DENVER — Trevor Story was the first player on the field Friday before the Rockies started a three-game series against the Diamondbacks.
He had come back from a quick road trip to San Diego, where he had just two hits and struck out six times. He took batting practice as Rockies hitting coach Dave Magadan threw softly to him.
Story, now in his sixth year, wasn't worried about changing his mechanics or making big adjustments. He just wanted to get back into his routine. And on Sunday, when his team needed him the most, he came up with a walk-off home run to lead the Rockies to a 4-3 win over the Diamondbacks to complete the series sweep.
With the win, the Rockies climbed out of last place and sit half a game ahead of the Diamondbacks.
"You have ups and downs and you learn to ride those waves," Story said. "It was just one of those waves I had to ride off."
Manager Bud Black wasn't concerned about his shortstop either.
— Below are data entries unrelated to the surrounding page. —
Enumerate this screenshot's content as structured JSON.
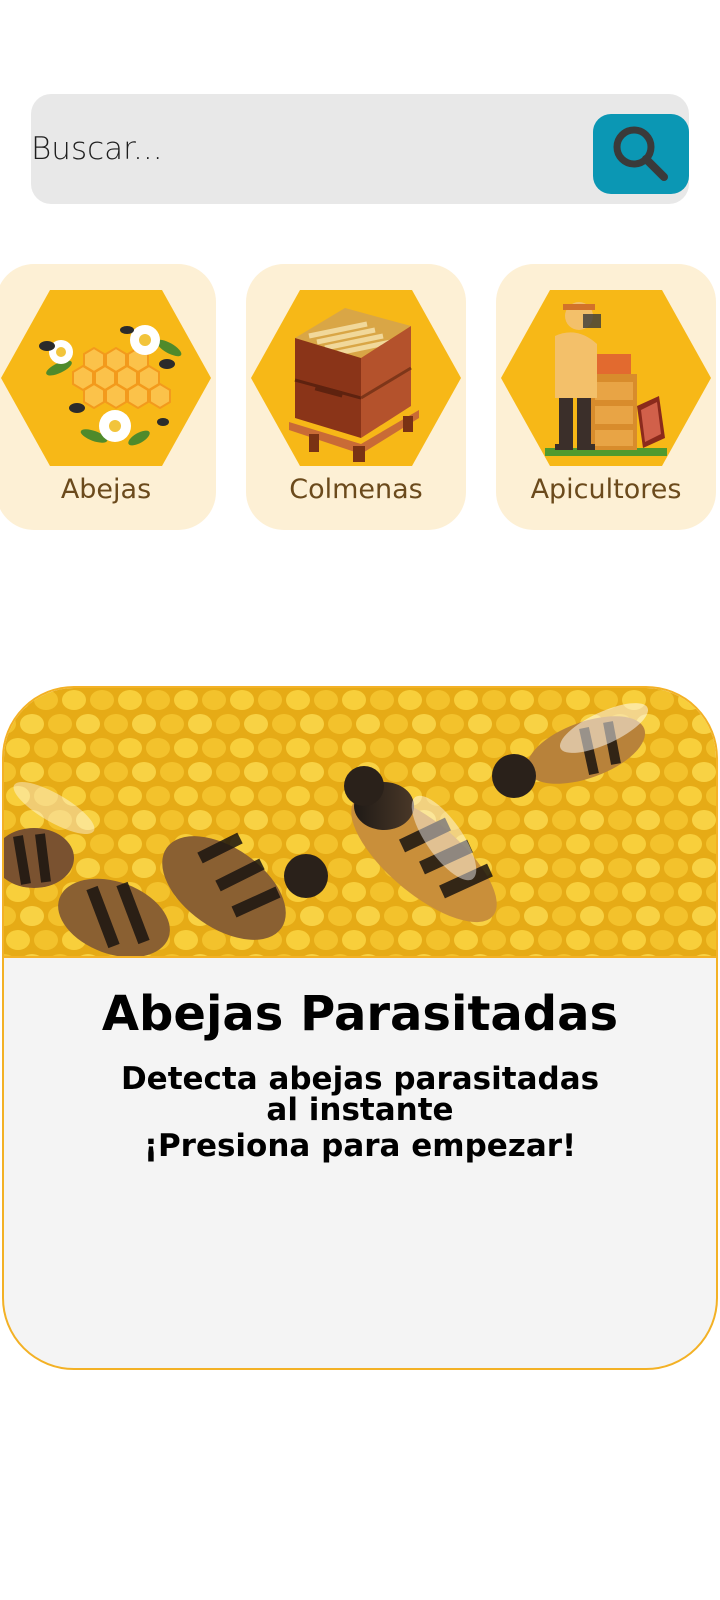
{
  "search": {
    "placeholder": "Buscar...",
    "button_icon": "search-icon",
    "button_color": "#0b97b4"
  },
  "categories": [
    {
      "label": "Abejas",
      "icon": "honeycomb-bees-icon"
    },
    {
      "label": "Colmenas",
      "icon": "beehive-box-icon"
    },
    {
      "label": "Apicultores",
      "icon": "beekeeper-icon"
    }
  ],
  "feature": {
    "image": "bees-on-honeycomb-photo",
    "title": "Abejas Parasitadas",
    "subtitle_line1": "Detecta abejas parasitadas",
    "subtitle_line2": "al instante",
    "cta": "¡Presiona para empezar!"
  },
  "colors": {
    "card_background": "#fdf0d5",
    "hexagon": "#f7b817",
    "label_text": "#6b4a1c",
    "feature_border": "#f3b125"
  }
}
He's seen the development of Story over the past few seasons, and knows when it's time to call him into his office. In this case, he knew Story just had to work it out himself.
"He never panicked," Black said. "He never started tinkering. He didn’t do anything drastic."
Story has also been more vocal in a young clubhouse, an evolution he started in spring training. He's not afraid to speak up in hitters meetings, or to talk to a player individually about how they've been playing.
It was one of those young players — Yonathan Daza — who set up the opportunity for Story's heroics. Daza earned a RBI in the eighth inning as Ryan McMahon scored to tie the game. Daza also had two big, diving catches that saved the Diamondbacks from scoring more runs.
"What I love about Daza, he reminds me of a dirt-bag player," Jon Gray said. "He’s going to fight tooth and nails for every ball. He’s going to get dirty doing it. He’s just a playmaker."
For Gray, business went on as normal after his last start, when he wanted to “flush” the 10 hits and seven runs he allowed in San Diego. He started out with a bang, needing just seven pitches to get through the first inning. He carried a perfect game into the fifth before giving up a hit — a single to David Peralta.
In the sixth, things started to go astray. He allowed two walks, then a sacrifice fly to Ketel Marte that scored a run. If it hadn’t been for Daza’s diving catch, that likely would have led to more runs. Pavin Smith hit a home run, putting the Diamondbacks in the lead 3-2.
Gray went fastball heavy, relying on that pitch over 50 percent of the time. His slider gave him trouble in his last start, and he used it less than normal Sunday.
His early exit meant the Rockies needed three outings from the bullpen — a task that seems daunting considering the way the group has been playing. But Lucas Gilbreath gave up just one hit in the seventh, and Jordan Sheffield needed just 10 pitches to retire three batters in the eighth.
"It's great experience for these two in a close game," Black said. "Those two guys are a big part of our future and games like this can really do a lot for them."
After allowing two runners to reach base, Daniel Bard calmed himself in the ninth to give Story the chance to walk-off.
The Rockies head on a seven-game road trip. They are 2-17 away from Coors, and will start the trip by facing a depleted Mets team missing five of the regular eight starters.
"I feel like a lot of good is coming," Gray said. "We definitely didn’t start the way we wanted to. I think the more time you see stuff happen like today, it's building up. We’re that close to rattling off 10 wins."